Внезапно Летти вновь почувствовала резкую боль.

— О Господи, — простонала она. — Что это?

— Послеродовые боли, — спокойно ответила Энн. — Ничего страшного, госпожа.

Однако Энн ошибалась. Истощение и опий подействовали на Летти, и ее неудержимо клонило в сон, несмотря на мучительную боль. Но это были не послеродовые боли. Уже задремав, Летти, сама того не зная, родила еще одного ребенка! Мальчик, который появился на свет, был столь же сильным и крепким, сколь слабым и хилым оказался его брат.

Перерезав пуповину, Энн осторожно взяла второго новорожденного на руки и завернула его в бело-голубое одеяло, которое с такой любовью вязала Летти. Младенец громко кричал, и Энн накрыла ему голову одеялом, чтобы заглушить его голос.

Констанция и Энн переглянулись.

— Что же делать? — шепотом спросила Энн, прижимая младенца к груди. — Этот жив.

Констанция в бессильной ярости закусила губу, а ее красивое лицо исказилось отвратительной гримасой. Как жестоко, едва не воскликнула она. Ребенок Летти родился мертвым — кто же мог подумать, что у него будет брат-близнец? Все ждали, что Летти родит только одного малыша.

Внезапно прищурившись, Констанция пристально посмотрела на заснувшую Летти. Она думает, что родила только одного ребенка, пронеслось у нее в голове. Мертвого.

Несколько мгновений Констанция лихорадочно размышляла. Мальчик, который только что появился на свет, преграждал ей дорогу к обладанию огромным состоянием. Но — и это было важнее всего — Летти ничего не знала о нем, думая, что ее сын оказался мертворожденным. Почему бы не оставить ее в неведении, решила Констанция.

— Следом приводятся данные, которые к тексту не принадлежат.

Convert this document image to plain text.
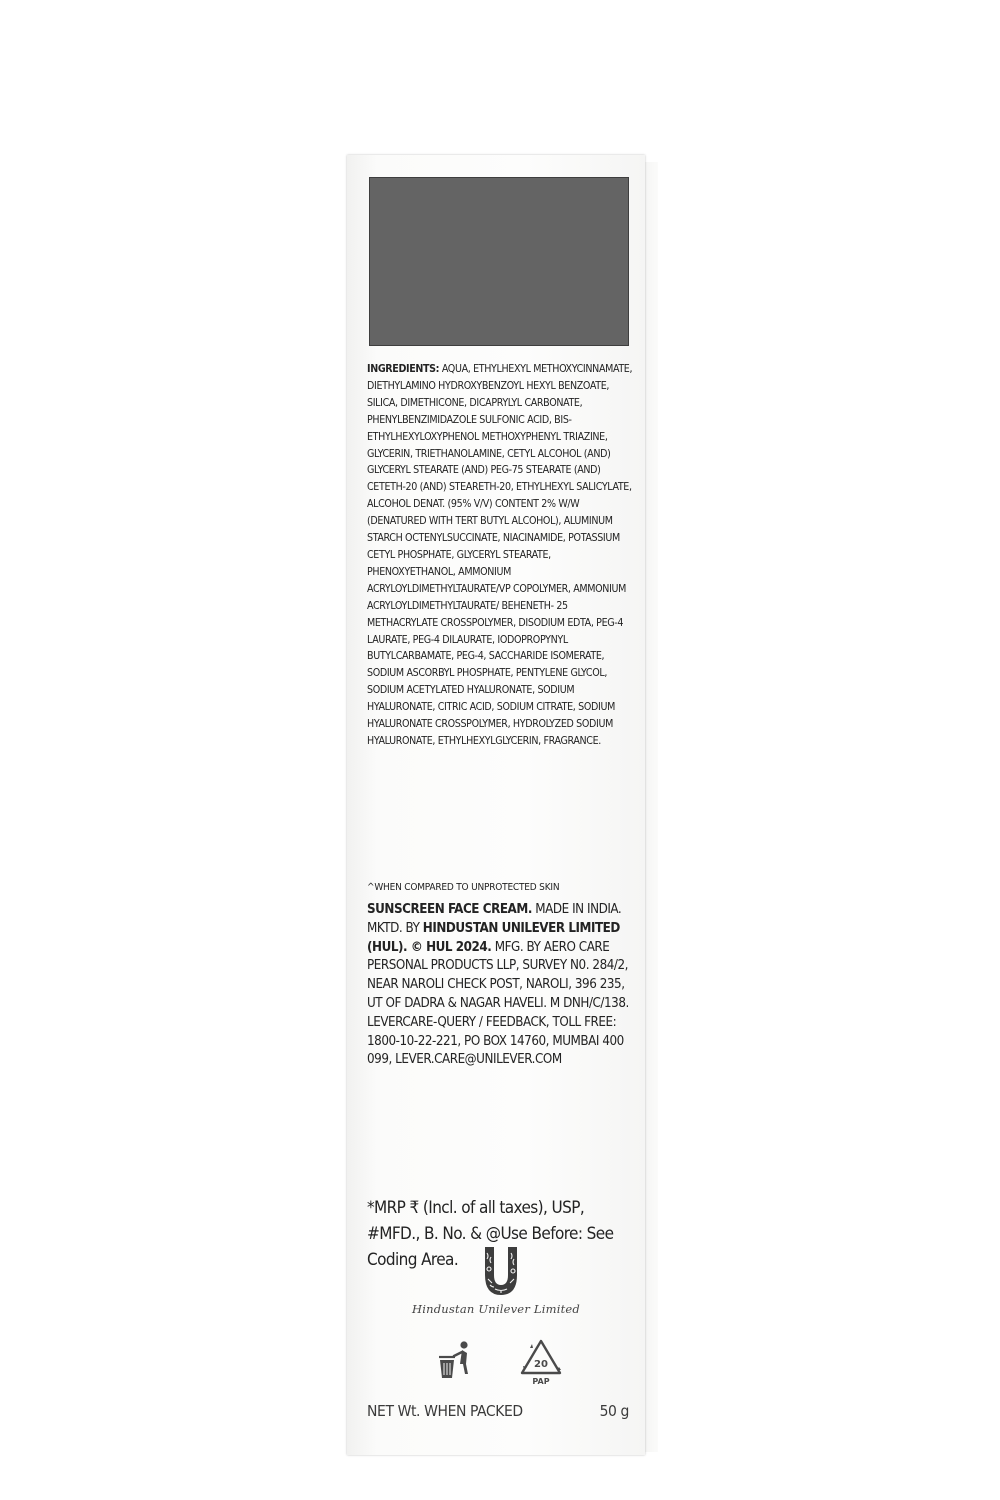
INGREDIENTS: AQUA, ETHYLHEXYL METHOXYCINNAMATE, DIETHYLAMINO HYDROXYBENZOYL HEXYL BENZOATE, SILICA, DIMETHICONE, DICAPRYLYL CARBONATE, PHENYLBENZIMIDAZOLE SULFONIC ACID, BIS-ETHYLHEXYLOXYPHENOL METHOXYPHENYL TRIAZINE, GLYCERIN, TRIETHANOLAMINE, CETYL ALCOHOL (AND) GLYCERYL STEARATE (AND) PEG-75 STEARATE (AND) CETETH-20 (AND) STEARETH-20, ETHYLHEXYL SALICYLATE, ALCOHOL DENAT. (95% V/V) CONTENT 2% W/W (DENATURED WITH TERT BUTYL ALCOHOL), ALUMINUM STARCH OCTENYLSUCCINATE, NIACINAMIDE, POTASSIUM CETYL PHOSPHATE, GLYCERYL STEARATE, PHENOXYETHANOL, AMMONIUM ACRYLOYLDIMETHYLTAURATE/VP COPOLYMER, AMMONIUM ACRYLOYLDIMETHYLTAURATE/ BEHENETH- 25 METHACRYLATE CROSSPOLYMER, DISODIUM EDTA, PEG-4 LAURATE, PEG-4 DILAURATE, IODOPROPYNYL BUTYLCARBAMATE, PEG-4, SACCHARIDE ISOMERATE, SODIUM ASCORBYL PHOSPHATE, PENTYLENE GLYCOL, SODIUM ACETYLATED HYALURONATE, SODIUM HYALURONATE, CITRIC ACID, SODIUM CITRATE, SODIUM HYALURONATE CROSSPOLYMER, HYDROLYZED SODIUM HYALURONATE, ETHYLHEXYLGLYCERIN, FRAGRANCE.
^WHEN COMPARED TO UNPROTECTED SKIN
SUNSCREEN FACE CREAM. MADE IN INDIA. MKTD. BY HINDUSTAN UNILEVER LIMITED (HUL). © HUL 2024. MFG. BY AERO CARE PERSONAL PRODUCTS LLP, SURVEY N0. 284/2, NEAR NAROLI CHECK POST, NAROLI, 396 235, UT OF DADRA & NAGAR HAVELI. M DNH/C/138. LEVERCARE-QUERY / FEEDBACK, TOLL FREE: 1800-10-22-221, PO BOX 14760, MUMBAI 400 099, LEVER.CARE@UNILEVER.COM
*MRP ₹ (Incl. of all taxes), USP, #MFD., B. No. & @Use Before: See Coding Area.
Hindustan Unilever Limited
20
PAP
NET Wt. WHEN PACKED	50 g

Стремясь избавиться от охватившего ее волнения, Констанция глубоко вздохнула.

— Его нельзя оставлять здесь, — отрывисто сказала она. — Сейчас все спят. Незаметно выйди из дома и брось его в реку. Не бойся, никто ничего не узнает. Ребенок, которого видела Летти, мертв. А об этом, — она показала на второго младенца, — никто даже не спросит.

Энн не ответила. Она начала служить Констанции, когда та еще была ребенком, и с тех пор очень привязалась к своей госпоже. Более того, жизнь в доме хозяйки стала для нее настоящим подарком судьбы — неизвестно, чем бы она сейчас занималась, не приставь ее родители Констанции к своей дочери. Энн все время думала, что ради своей госпожи готова на все. Но убить ребенка? Новорожденный заворочался у Энн на руках, и она почувствовала, что не сможет выполнить приказание. Ведь речь шла о младенце, только что появившемся на свет.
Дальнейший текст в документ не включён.